Unnamed: 0,title,abstract,categories,raw content
0,Air safety statistics in the EU,Detailed data from the European Aviation Safe...,"['Air', 'Passengers', 'Statistical article', '...",Overview of fatalities in air transport in the...
1,ASEAN-EU - international trade in goods statis...,This article provides a picture of the inte...,"['Non-EU countries', 'Trade in goods', 'Statis...",ASEAN countries trade in goods with main partn...
2,Air pollution statistics - emission inventories,This article is about emissions of air pollut...,"['Air pollution', 'Environment', 'Health', 'He...",General overview Air pollution harms human hea...
3,Absences from work - quarterly statistics,Absences from work can be classified into two...,"['Employment', 'Labour market', 'Statistical a...",Absences from work sharply increase in first h...
4,Annual national accounts - evolution of the in...,This article explains the income components of...,"['Authored article', 'National accounts (incl....","Shares of income components to GDP in. In., co..."
...,...,...,...,...
610,Accommodation and food service statistics - NA...,This article presents an overview of statist...,"['Services', 'Statistical article', 'Structura...",Structural profile The accommodation and food ...
611,Accidents at work statistics,This article presents a set of main statistica...,"['Accidents at work', 'Health', 'Health and sa...","Number of accidents In., there were 3.1 millio..."
612,Accidents at work - statistics on causes and c...,This article presents a set of main statistica...,"['Accidents at work', 'Health', 'Health and sa...","Workstation accidents Non fatal accidents In.,..."
613,Accidents at work - statistics by economic act...,This article presents a set of main statistic...,"['Accidents at work', 'Health', 'Health and sa...",Developments over time Non fatal accidents In....


### Step 3. Apply the NER engine
***

Create columns ORG, GPE, NORP, LOCATION which will hold dictionaries with entities recognized as: 
* Organizations; 
* Countries, cities, states;
* Nationalities or religious or political groups;
* Non-GPE locations, mountain ranges, bodies of water, respectively. 

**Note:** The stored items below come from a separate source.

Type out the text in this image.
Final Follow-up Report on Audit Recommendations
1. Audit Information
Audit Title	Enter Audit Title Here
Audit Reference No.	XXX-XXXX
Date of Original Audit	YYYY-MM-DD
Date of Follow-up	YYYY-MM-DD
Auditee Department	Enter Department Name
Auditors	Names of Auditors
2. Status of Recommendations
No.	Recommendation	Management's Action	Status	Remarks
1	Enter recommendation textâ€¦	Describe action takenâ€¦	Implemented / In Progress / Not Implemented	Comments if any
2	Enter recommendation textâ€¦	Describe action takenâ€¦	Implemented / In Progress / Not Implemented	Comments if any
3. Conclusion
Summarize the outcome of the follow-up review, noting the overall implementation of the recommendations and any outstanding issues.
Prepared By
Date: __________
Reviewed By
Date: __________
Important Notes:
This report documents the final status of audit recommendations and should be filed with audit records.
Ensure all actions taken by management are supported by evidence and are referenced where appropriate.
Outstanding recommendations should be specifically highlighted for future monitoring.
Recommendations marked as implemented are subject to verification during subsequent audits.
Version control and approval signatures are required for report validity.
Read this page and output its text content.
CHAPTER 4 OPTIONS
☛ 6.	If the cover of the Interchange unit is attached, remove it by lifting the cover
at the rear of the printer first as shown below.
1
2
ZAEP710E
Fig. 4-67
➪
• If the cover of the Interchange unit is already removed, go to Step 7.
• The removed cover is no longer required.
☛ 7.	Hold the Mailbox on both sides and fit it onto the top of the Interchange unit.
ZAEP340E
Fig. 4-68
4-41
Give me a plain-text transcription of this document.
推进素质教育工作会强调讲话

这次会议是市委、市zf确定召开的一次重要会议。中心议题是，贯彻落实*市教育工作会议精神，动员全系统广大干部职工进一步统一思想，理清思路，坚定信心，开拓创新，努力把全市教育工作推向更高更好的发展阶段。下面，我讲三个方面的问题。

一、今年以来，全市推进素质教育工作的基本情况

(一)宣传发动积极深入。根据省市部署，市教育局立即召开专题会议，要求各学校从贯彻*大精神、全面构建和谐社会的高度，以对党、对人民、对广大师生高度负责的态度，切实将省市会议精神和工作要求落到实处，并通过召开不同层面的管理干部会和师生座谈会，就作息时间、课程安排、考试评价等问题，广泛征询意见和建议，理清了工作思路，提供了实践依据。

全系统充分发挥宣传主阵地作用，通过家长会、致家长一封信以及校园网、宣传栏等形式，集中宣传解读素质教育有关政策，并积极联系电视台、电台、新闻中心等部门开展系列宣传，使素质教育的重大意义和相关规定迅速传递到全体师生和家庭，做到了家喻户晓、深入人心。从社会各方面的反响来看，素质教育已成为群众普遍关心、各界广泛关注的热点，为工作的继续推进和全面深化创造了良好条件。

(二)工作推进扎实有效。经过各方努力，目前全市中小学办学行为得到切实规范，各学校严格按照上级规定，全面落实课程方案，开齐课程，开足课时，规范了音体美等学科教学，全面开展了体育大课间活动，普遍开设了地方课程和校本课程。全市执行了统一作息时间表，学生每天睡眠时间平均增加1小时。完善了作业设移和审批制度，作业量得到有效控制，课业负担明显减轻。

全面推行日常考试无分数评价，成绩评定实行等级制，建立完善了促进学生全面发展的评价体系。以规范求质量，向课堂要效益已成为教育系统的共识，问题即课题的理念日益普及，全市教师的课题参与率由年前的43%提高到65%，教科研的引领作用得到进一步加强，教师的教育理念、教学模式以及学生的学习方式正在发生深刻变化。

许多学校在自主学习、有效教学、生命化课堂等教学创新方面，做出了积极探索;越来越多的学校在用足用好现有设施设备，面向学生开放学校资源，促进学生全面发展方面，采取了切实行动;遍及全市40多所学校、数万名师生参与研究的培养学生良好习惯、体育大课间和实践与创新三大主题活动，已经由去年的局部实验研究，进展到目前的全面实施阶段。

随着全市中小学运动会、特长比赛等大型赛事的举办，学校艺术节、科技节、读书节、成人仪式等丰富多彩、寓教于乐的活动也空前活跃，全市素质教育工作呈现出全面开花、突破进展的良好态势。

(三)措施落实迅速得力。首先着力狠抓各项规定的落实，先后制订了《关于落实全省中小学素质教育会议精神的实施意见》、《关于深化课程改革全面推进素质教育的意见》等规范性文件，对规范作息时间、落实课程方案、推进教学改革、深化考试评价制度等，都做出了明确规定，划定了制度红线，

In each dictionary in a record, the key is the entity and the values are a list with the token span's *start* index position, the token span's *stop* index position and the count of occurence in the content of the SE article.

In [3]:
nlp.max_length = 1500000

dat['ORG'] = [dict() for i in range(len(dat))]
dat['GPE'] = [dict() for i in range(len(dat))]
dat['NORP'] = [dict() for i in range(len(dat))]
dat['LOCATION'] = [dict() for i in range(len(dat))]

for i in range(len(dat)):
    if i % 100 == 0: print('i = ',i,' of ',len(dat))
    tokens = nlp(dat.loc[i,'raw content'])
    entities = tokens.ents
    for ent in entities:
        #print(ent.text, ent.label_)
        if ent.label_ == 'ORG':
            if ent.text.upper() in dat.loc[i,'ORG'].keys():
                dat.loc[i,'ORG'][ent.text.upper()][0].append((ent.start,ent.end)) 
                dat.loc[i,'ORG'][ent.text.upper()][1] += 1 
            else:    
                dat.loc[i,'ORG'][ent.text.upper()] = [[(ent.start,ent.end)],1]
        
        elif ent.label_ == 'GPE':
            if ent.text.upper() in dat.loc[i,'GPE'].keys():
                dat.loc[i,'GPE'][ent.text.upper()][0].append((ent.start,ent.end)) 
                dat.loc[i,'GPE'][ent.text.upper()][1] += 1 
            else:    
                dat.loc[i,'GPE'][ent.text.upper()] = [[(ent.start,ent.end)],1]
                
        elif ent.label_ == 'NORP':
            if ent.text.upper() in dat.loc[i,'NORP'].keys():
                dat.loc[i,'NORP'][ent.text.upper()][0].append((ent.start,ent.end)) 
                dat.loc[i,'NORP'][ent.text.upper()][1] += 1 
            else:    
                dat.loc[i,'NORP'][ent.text.upper()] = [[(ent.start,ent.end)],1]
                
        elif ent.label_ == 'LOCATION':
            if ent.text.upper() in dat.loc[i,'LOCATION'].keys():
                dat.loc[i,'LOCATION'][ent.text.upper()][0].append((ent.start,ent.end)) 
                dat.loc[i,'LOCATION'][ent.text.upper()][1] += 1 
            else:    
                dat.loc[i,'LOCATION'][ent.text.upper()] = [[(ent.start,ent.end)],1]         
    
dat

#PERSON People, including fictional
#NORP Nationalities or religious or political groups
#FACILITY Buildings, airports, highways, bridges, etc.
#ORGANIZATION Companies, agencies, institutions, etc.
#GPE Countries, cities, states
#LOCATION Non-GPE locations, mountain ranges, bodies of water
#PRODUCT Vehicles, weapons, foods, etc. (Not services)
#EVENT Named hurricanes, battles, wars, sports events, etc.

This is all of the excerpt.